From the Research
Legg-Calvé-Perthes disease should be treated with surgical interventions such as femoral varus osteotomy (FVO), Salter's innominate osteotomy (SIO), or triple pelvic osteotomy (TPO) to improve the containment of the femoral head and restore the function of the hip joint, especially in moderate to severe cases or in children over 6 years old, as recommended by the most recent study 1. The goal of treatment for Legg-Calvé-Perthes disease is to maintain or restore the containment of the affected hip joint, and the specific treatment depends on the patient's age at onset, the stage, and severity of the disease.
- For early stages of the disease, containment-restoring procedures such as FVO, SIO, or TPO are commonly used 1.
- In moderate forms of the disease, FVO or SIO can provide good outcomes, while severe cases may require FVO combined with SIO or TPO 1.

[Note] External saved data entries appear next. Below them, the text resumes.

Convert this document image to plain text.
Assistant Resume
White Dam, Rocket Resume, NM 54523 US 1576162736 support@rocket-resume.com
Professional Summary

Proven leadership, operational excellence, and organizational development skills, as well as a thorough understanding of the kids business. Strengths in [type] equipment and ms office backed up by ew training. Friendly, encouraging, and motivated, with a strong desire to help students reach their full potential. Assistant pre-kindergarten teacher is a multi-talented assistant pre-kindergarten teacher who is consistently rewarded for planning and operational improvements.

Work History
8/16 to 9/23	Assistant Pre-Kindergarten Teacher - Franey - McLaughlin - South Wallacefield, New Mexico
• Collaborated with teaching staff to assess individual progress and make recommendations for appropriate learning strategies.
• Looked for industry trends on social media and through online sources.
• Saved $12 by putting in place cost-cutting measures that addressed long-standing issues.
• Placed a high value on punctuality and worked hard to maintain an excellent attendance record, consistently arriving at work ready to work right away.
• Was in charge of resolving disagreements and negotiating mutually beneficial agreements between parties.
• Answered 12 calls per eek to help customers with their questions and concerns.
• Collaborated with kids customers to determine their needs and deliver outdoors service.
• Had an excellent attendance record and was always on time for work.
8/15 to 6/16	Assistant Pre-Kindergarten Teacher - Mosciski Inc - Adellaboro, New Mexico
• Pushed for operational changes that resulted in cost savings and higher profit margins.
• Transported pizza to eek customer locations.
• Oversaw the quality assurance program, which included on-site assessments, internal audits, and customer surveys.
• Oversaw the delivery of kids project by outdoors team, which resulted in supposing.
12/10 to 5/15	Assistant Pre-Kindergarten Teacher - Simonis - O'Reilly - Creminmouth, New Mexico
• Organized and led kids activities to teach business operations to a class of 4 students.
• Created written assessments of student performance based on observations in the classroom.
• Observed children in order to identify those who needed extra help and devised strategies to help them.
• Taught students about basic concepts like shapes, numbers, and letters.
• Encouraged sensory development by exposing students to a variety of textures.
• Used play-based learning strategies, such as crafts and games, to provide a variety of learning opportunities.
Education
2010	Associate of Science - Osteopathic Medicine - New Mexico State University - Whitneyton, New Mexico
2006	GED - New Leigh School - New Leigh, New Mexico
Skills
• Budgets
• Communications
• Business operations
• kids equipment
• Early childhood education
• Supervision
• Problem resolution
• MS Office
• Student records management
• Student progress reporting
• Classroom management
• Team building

- In later stages with increased damage to the femoral head, non-containment-restoring procedures such as femoral valgus extension osteotomy or trochanter apophyseodesis may be considered to help with symptom relief or restore anatomical and biomechanical features 1. It is essential to consult with an experienced surgeon in pediatric orthopedics to determine the best treatment course for the patient, as the complexity of surgical interventions and the challenging nature of Legg-Calvé-Perthes disease require individualized treatment plans 1. The prognosis is generally better for younger children and those with less femoral head involvement, and long-term complications may include early osteoarthritis and leg length discrepancy, emphasizing the importance of regular monitoring through skeletal maturity 2, 3. Pain management with NSAIDs like ibuprofen may be needed during active disease phases, and physical therapy to maintain range of motion is essential regardless of severity 4.